Os fariseus formavam o clero pobre, que militava nas sinagogas, criando certa resistência ao que se fazia no Templo. O Templo cultivava uma religião mais sacrificial enquanto que as sinagogas eram os lugares da reintepretação das Escrituras, um espaço em que qualquer judeu poderia ler o Evangelho e expor sua visão sobre o assunto. O grupo dos fariseus não era distante do grupo dos “doutores da Lei”, mas diferiam em status. Todavia, ambos tentavam se manter distintos do povo. A doutrina dos fariseus acreditava na vinda do Messias, cuja função seria a de libertar Israel. Esse Messias viria da descendência de Davi. Sua aparição dependeria da força da oração e do jejum dos fiéis. Só assim ele cumpriria sua predestinação.
Os zelotes vieram do grupo dos fariseus. Eram pequenos comerciantes, artesãos, agricultores humildes ou pastores. Eram os que pagavam a maior parte dos impostos. O estado judeu se punha como um excelente cobrador de impostos. Ou melhor: era um cobrador abusivo. E isso tornava os zelotes cada vez mais nacionalistas. Esse nacionalismo se casava bem com uma religião rigorosa e com o desejo de expulsar dali os romanos, vistos como exploradores ligados a uma religião pagã. Os zelotes acreditavam no que os fariseus acreditavam, mas a resistência ao invasor era mais radical. Em geral, por defenderem a luta armada contra as autoridades, eram tomados como terroristas – uma prática de revolta que tradicional do local.
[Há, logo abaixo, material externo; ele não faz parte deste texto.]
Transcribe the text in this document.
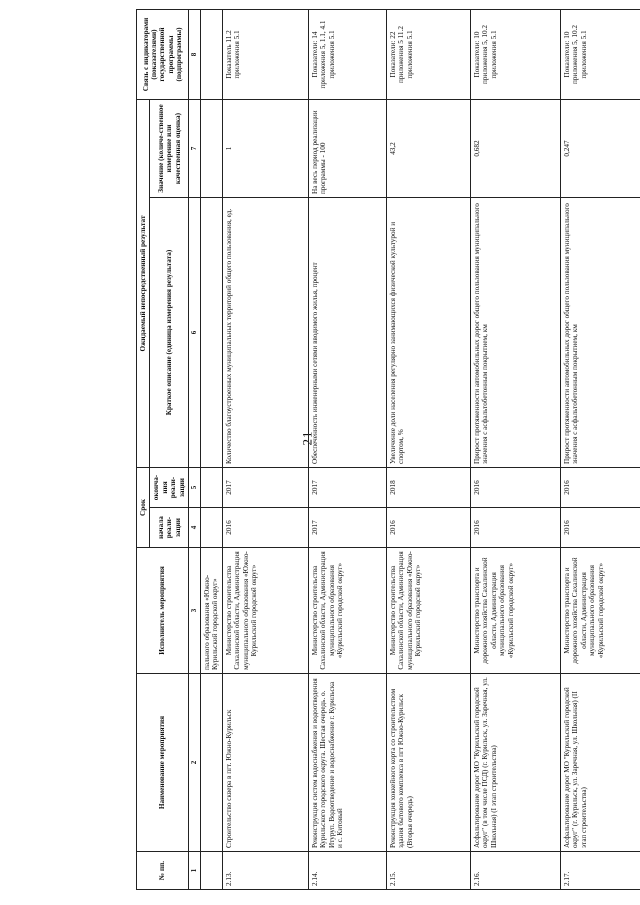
21
№ пп.	Наименование мероприятия	Исполнитель мероприятия	Срок		Ожидаемый непосредственный результат		Связь с индикаторами (показателями) государственной программы (подпрограммы)
			начала реали-зации	оконча-ния реали-зации	Краткое описание (единица измерения результата)	Значение (количе-ственное измерение или качественная оценка)	

1	2	3	4	5	6	7	8
		пального образования «Южно-Курильский городской округ»					
2.13.	Строительство сквера в пгт. Южно-Курильск	Министерство строительства Сахалинской области, Администрация муниципального образования «Южно-Курильский городской округ»	2016	2017	Количество благоустроенных муниципальных территорий общего пользования, ед.	1	Показатель 11.2 приложения 5.1
2.14.	Реконструкция систем водоснабжения и водоотведения Курильского городского округа. Шестая очередь. о. Итуруп. Водоотведение и водоснабжение г. Курильска и с. Китовый	Министерство строительства Сахалинской области, Администрация муниципального образования «Курильский городской округ»	2017	2017	Обеспеченность инженерными сетями вводимого жилья, процент	На весь период реализации программы - 100	Показатели: 14 приложения 5, 1.1, 4.1 приложения 5.1
2.15.	Реконструкция хоккейного корта со строительством здания бытового комплекса в пгт Южно-Курильск (Вторая очередь)	Министерство строительства Сахалинской области, Администрация муниципального образования «Южно-Курильский городской округ»	2016	2018	Увеличение доли населения регулярно занимающихся физической культурой и спортом, %	43,2	Показатели: 22 приложения 5 11.2 приложения 5.1
2.16.	Асфальтирование дорог МО "Курильский городской округ" (в том числе ПСД) (г. Курильск, ул. Заречная, ул. Школьная) (I этап строительства)	Министерство транспорта и дорожного хозяйства Сахалинской области, Администрация муниципального образования «Курильский городской округ»	2016	2016	Прирост протяженности автомобильных дорог общего пользования муниципального значения с асфальтобетонным покрытием, км	0,682	Показатели: 10 приложения 5, 10.2 приложения 5.1
2.17.	Асфальтирование дорог МО "Курильский городской округ" (г. Курильск, ул. Заречная, ул. Школьная) (II этап строительства)	Министерство транспорта и дорожного хозяйства Сахалинской области, Администрация муниципального образования «Курильский городской округ»	2016	2016	Прирост протяженности автомобильных дорог общего пользования муниципального значения с асфальтобетонным покрытием, км	0,247	Показатели: 10 приложения 5, 10.2 приложения 5.1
Além desses, existiam os essênios, que eram adeptos do ideal monástico. Por isso mesmo se opunham às atividades urbanas, principalmente o comércio. Defendiam rituais de purificação e também esperavam o Messias, que deveria vir para exterminar os ímpios e estabelecer o “reino dos judeus”. Também naquelas terras viviam os samaritanos. Não eram judeus. Não freqüentavam o Templo de Jerusalém, nem davam atenção para sinagogas ou para a vinda de qualquer Messias da casa de Davi. Tinham para si mesmo que o Messias seria descendente de Moisés. Eram vistos pelos judeus como um povo impuro.
É claro que existia, também, um grupo menor cujos membros cumpriam o papel de funcionários da corte, no caso, a administração de Herodes. Eram os que mais prestavam atenção nos zelotes, para ver suas atividades e, se fosse o caso, os prender.
4.
Nos dias em torno da data de nascimento de Jesus, surgiram em Jerusalém três forasteiros perguntando pelo lugar em que poderia estar o menino. Eles se diziam homens do Oriente e, sem muita cerimônia, questionavam pessoas na rua sobre o local em que teria nascido aquele que seria “o rei dos Judeus”. Diziam que haviam chegado até ali por causa de um aviso no céu, algo como uma estrela que os havia guiado até Jerusalém. A missão dos homens, como contada por eles mesmos, era a de presentear o recém nascido e “adorá-lo”.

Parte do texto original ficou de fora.